Orchids are a diverse family consisting of more than 27,000 species of elegant blooming plants found in nearly every country and climate around the world. Many are relatively easy to get along with, rewarding the grower with colorful, exotic blooms. Here are 5 of our favorite, must-have orchids.
1. Lady’s Slippers orchids – Lady’s slippers orchids produce colorful, waxy flowers in winter and spring. Some varieties have several flowers per stem; others may have interesting, variegated or speckled leaves. Native to North America, parts of Europe and Southeast Asia, lady’s slippers prefer less light and a little more water than most orchids.
2. Odontoglossum orchids – “Odonts” are valued for the large, long-lasting flowers in spectacular shades of white, yellow, orange, red or pink, sometimes splotched with other, contrasting colors. Odontoglossums like cooler temperatures than most orchids, generally between 65 and 75 F. (18-24 C.) during the day, and 50 to 55 F. (10-13 C.) at night. There are about 100 species of Odontoglossums; read the label carefully because some cultivars are trickier than others.
3. Moth orchids – One of the most popular and accommodating of all orchids, moth orchids, named for the butterfly-like shape of the flowers, are great for beginning orchid aficionados. The exotic blooms are available in shades of pink, green, white, red, purple, orange and yellow, frequently lasting for months during winter and late spring. Some cultivars have interesting patterns and splotches on the leaves.

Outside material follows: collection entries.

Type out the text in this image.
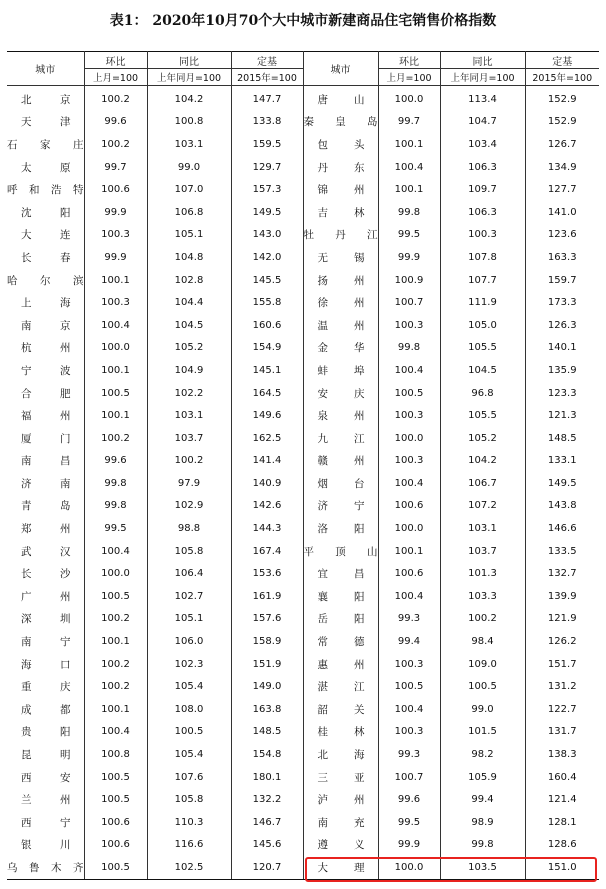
表1： 2020年10月70个大中城市新建商品住宅销售价格指数
城市	环比	同比	定基	城市	环比	同比	定基
	上月=100	上年同月=100	2015年=100		上月=100	上年同月=100	2015年=100
北京	100.2	104.2	147.7	唐山	100.0	113.4	152.9
天津	99.6	100.8	133.8	秦皇岛	99.7	104.7	152.9
石家庄	100.2	103.1	159.5	包头	100.1	103.4	126.7
太原	99.7	99.0	129.7	丹东	100.4	106.3	134.9
呼和浩特	100.6	107.0	157.3	锦州	100.1	109.7	127.7
沈阳	99.9	106.8	149.5	吉林	99.8	106.3	141.0
大连	100.3	105.1	143.0	牡丹江	99.5	100.3	123.6
长春	99.9	104.8	142.0	无锡	99.9	107.8	163.3
哈尔滨	100.1	102.8	145.5	扬州	100.9	107.7	159.7
上海	100.3	104.4	155.8	徐州	100.7	111.9	173.3
南京	100.4	104.5	160.6	温州	100.3	105.0	126.3
杭州	100.0	105.2	154.9	金华	99.8	105.5	140.1
宁波	100.1	104.9	145.1	蚌埠	100.4	104.5	135.9
合肥	100.5	102.2	164.5	安庆	100.5	96.8	123.3
福州	100.1	103.1	149.6	泉州	100.3	105.5	121.3
厦门	100.2	103.7	162.5	九江	100.0	105.2	148.5
南昌	99.6	100.2	141.4	赣州	100.3	104.2	133.1
济南	99.8	97.9	140.9	烟台	100.4	106.7	149.5
青岛	99.8	102.9	142.6	济宁	100.6	107.2	143.8
郑州	99.5	98.8	144.3	洛阳	100.0	103.1	146.6
武汉	100.4	105.8	167.4	平顶山	100.1	103.7	133.5
长沙	100.0	106.4	153.6	宜昌	100.6	101.3	132.7
广州	100.5	102.7	161.9	襄阳	100.4	103.3	139.9
深圳	100.2	105.1	157.6	岳阳	99.3	100.2	121.9
南宁	100.1	106.0	158.9	常德	99.4	98.4	126.2
海口	100.2	102.3	151.9	惠州	100.3	109.0	151.7
重庆	100.2	105.4	149.0	湛江	100.5	100.5	131.2
成都	100.1	108.0	163.8	韶关	100.4	99.0	122.7
贵阳	100.4	100.5	148.5	桂林	100.3	101.5	131.7
昆明	100.8	105.4	154.8	北海	99.3	98.2	138.3
西安	100.5	107.6	180.1	三亚	100.7	105.9	160.4
兰州	100.5	105.8	132.2	泸州	99.6	99.4	121.4
西宁	100.6	110.3	146.7	南充	99.5	98.9	128.1
银川	100.6	116.6	145.6	遵义	99.9	99.8	128.6
乌鲁木齐	100.5	102.5	120.7	大理	100.0	103.5	151.0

4. Dendrobium orchids – Dendrobiums are a great choice, but read up before you jump in because this is a huge genus of plants boasting at least 1,200 species with a wide a range of growing requirements. However, most are readily available and relatively easy to get along with. The sweetly scented flowers of purple, white, pink or green can appear throughout fall, winter and spring.
5. Encyclia orchids – Familiarly known as cockleshell or clamshell orchids, encyclia orchids are a relatively common species with blooms that resemble clamshells, although many people think the flowers are more akin to tiny octopuses. Either way, the distinctive purple, burgundy or brownish blooms, each with showy lime-green sepals, have a unique, tropical appearance.